Question regarding brute forcing hex charsets
#1
I came by this blog post (http://blog.bitcrack.net/2013/09/crackin...guage.html) regarding brute forcing passwords from other language character sets, e.g. Arabic as in the blog post. Just wanted to try it out on my computer to see how it went, but having some difficulties reproducing the example, so wondering if someone maybe can point out where the error is?

At first I tried just copying the commands as written in the blog post, but that didn't work (hashcat 4.1.0) , probably due to not specifying it's a hex-charset. Adding --hex-charset to the mix and I get a integer overflow on the mask used in the example. 

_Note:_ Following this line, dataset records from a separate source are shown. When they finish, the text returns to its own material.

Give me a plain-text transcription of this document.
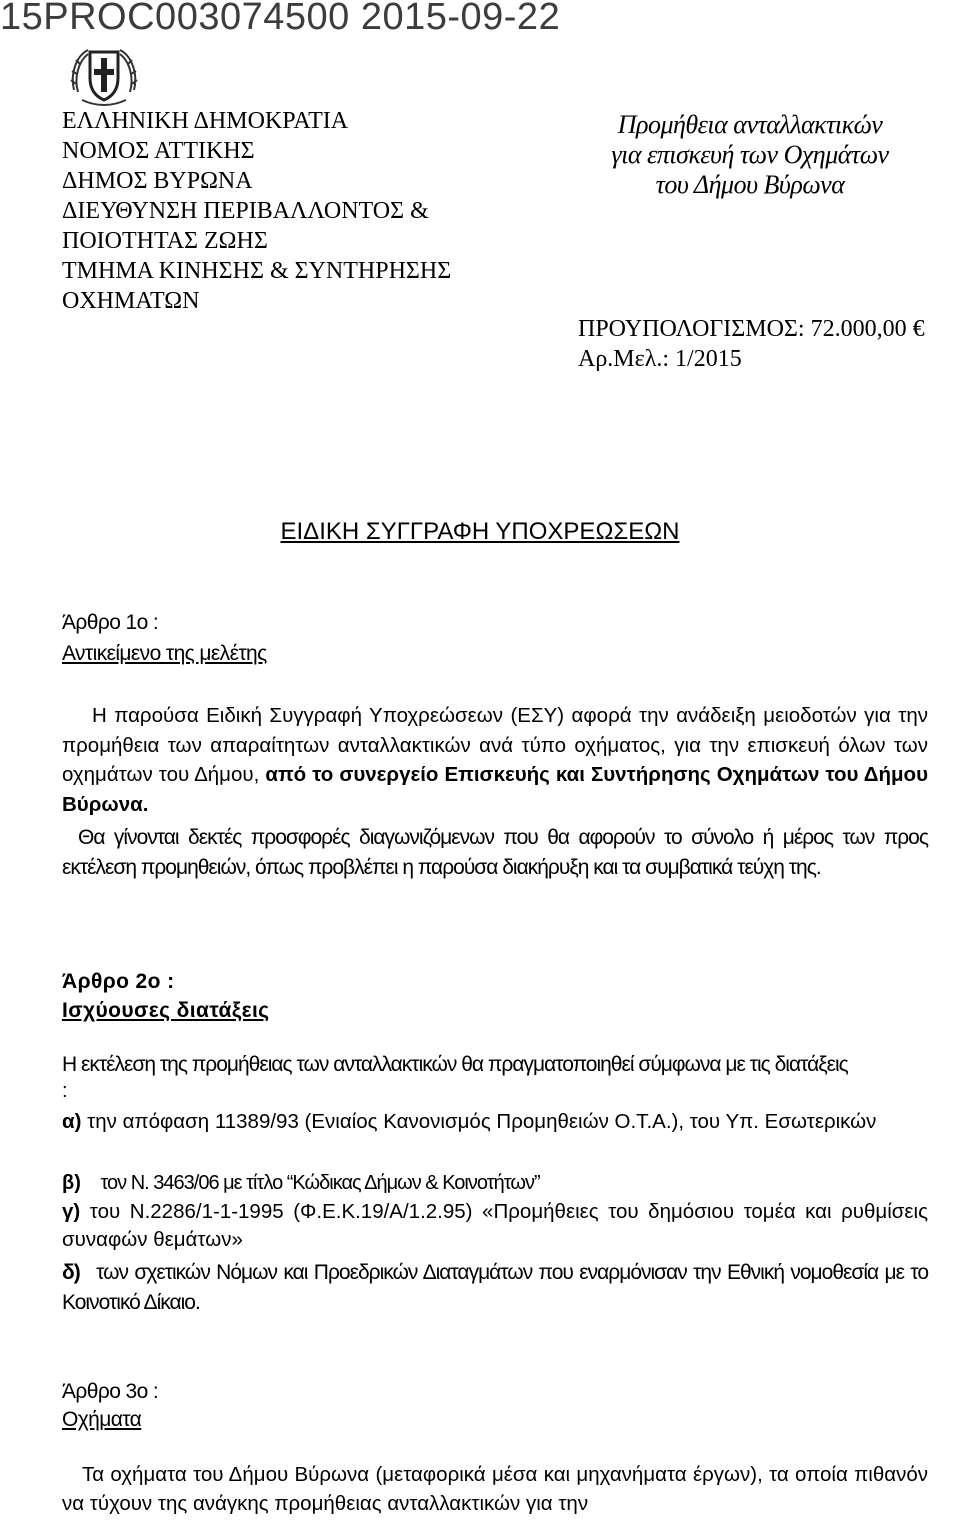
15PROC003074500 2015-09-22
ΕΛΛΗΝΙΚΗ ΔΗΜΟΚΡΑΤΙΑ
ΝΟΜΟΣ ΑΤΤΙΚΗΣ
ΔΗΜΟΣ ΒΥΡΩΝΑ
ΔΙΕΥΘΥΝΣΗ ΠΕΡΙΒΑΛΛΟΝΤΟΣ &
ΠΟΙΟΤΗΤΑΣ ΖΩΗΣ
ΤΜΗΜΑ ΚΙΝΗΣΗΣ & ΣΥΝΤΗΡΗΣΗΣ
ΟΧΗΜΑΤΩΝ
Προμήθεια ανταλλακτικών
για επισκευή των Οχημάτων
του Δήμου Βύρωνα
ΠΡΟΥΠΟΛΟΓΙΣΜΟΣ: 72.000,00 €
Αρ.Μελ.: 1/2015
ΕΙΔΙΚΗ ΣΥΓΓΡΑΦΗ ΥΠΟΧΡΕΩΣΕΩΝ
Άρθρο 1ο :
Αντικείμενο της μελέτης
Η παρούσα Ειδική Συγγραφή Υποχρεώσεων (ΕΣΥ) αφορά την ανάδειξη μειοδοτών για την προμήθεια των απαραίτητων ανταλλακτικών ανά τύπο οχήματος, για την επισκευή όλων των οχημάτων του Δήμου, από το συνεργείο Επισκευής και Συντήρησης Οχημάτων του Δήμου Βύρωνα.
Θα γίνονται δεκτές προσφορές διαγωνιζόμενων που θα αφορούν το σύνολο ή μέρος των προς εκτέλεση προμηθειών, όπως προβλέπει η παρούσα διακήρυξη και τα συμβατικά τεύχη της.
Άρθρο 2ο :
Ισχύουσες διατάξεις
Η εκτέλεση της προμήθειας των ανταλλακτικών θα πραγματοποιηθεί σύμφωνα με τις διατάξεις
:
α) την απόφαση 11389/93 (Ενιαίος Κανονισμός Προμηθειών Ο.Τ.Α.), του Υπ. Εσωτερικών
β) τον Ν. 3463/06 με τίτλο “Κώδικας Δήμων & Κοινοτήτων”
γ) του Ν.2286/1-1-1995 (Φ.Ε.Κ.19/Α/1.2.95) «Προμήθειες του δημόσιου τομέα και ρυθμίσεις συναφών θεμάτων»
δ) των σχετικών Νόμων και Προεδρικών Διαταγμάτων που εναρμόνισαν την Εθνική νομοθεσία με το Κοινοτικό Δίκαιο.
Άρθρο 3ο :
Οχήματα
Τα οχήματα του Δήμου Βύρωνα (μεταφορικά μέσα και μηχανήματα έργων), τα οποία πιθανόν να τύχουν της ανάγκης προμήθειας ανταλλακτικών για την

Using hex range 80-BF gives you 64 possibilities per char in pw + 4 possible base hex chars per char in pw, thus a total of 68^n possibilities where n is length of pw. 

E.g., n = 6, you should have to go through 68^6 ~= 100 billion (100*1e9) combinations. 

Using a GTX 1080 Ti (~11500 MH/s for SHA1), this shouldn't really take that long - but, it does (reduced number of chars in pw I want to try to 6 chars). Thus, I wonder what more needs to be altered in the example in order for this to work? I'm probably missing something simple, but just can't see what it is.

Command I've tried:

Code:
./hashcat64.bin -m 100 sha1list -a 3 -1 d8d9dadb -2 808182838485868788898a8b8c8d8e8f909192939495969798999a9b9c9d9e9fa0a1a2a3a4a5a6a7a8a9aaabacadaeafb0b1b2b3b4b5b6b7b8b9babbbcbdbebf ?1?2?1?2?1?2?1?2?1?2?1?2 --hex-charset -O -o cracked.txt
#2
your calculation is wrong, -1 d8d9dadb -2 808182...etc...bebf in combination with ?1?2..etc does not mean 68^n possibilities because you can't just add ?1 and ?2, you are multiplying. For every char in ?1 you are doing all the chars in ?2.

so your command is actually 256^n possibilities. With 6 chars at ~11500 MH/s you will need about 7 hours.
#3
(05-09-2018, 09:46 AM)DanielG Wrote: your calculation is wrong, -1 d8d9dadb -2 808182...etc...bebf in combination with ?1?2..etc does not mean 68^n possibilities  because you can't just add ?1 and ?2, you are multiplying. For every char in ?1 you are doing all the chars in ?2.

so your command is actually 256^n possibilities. With 6 chars at ~11500 MH/s you will need about 7 hours.

Haha, you're absolutely right. Too early in the morning! Thanks for clearing it up.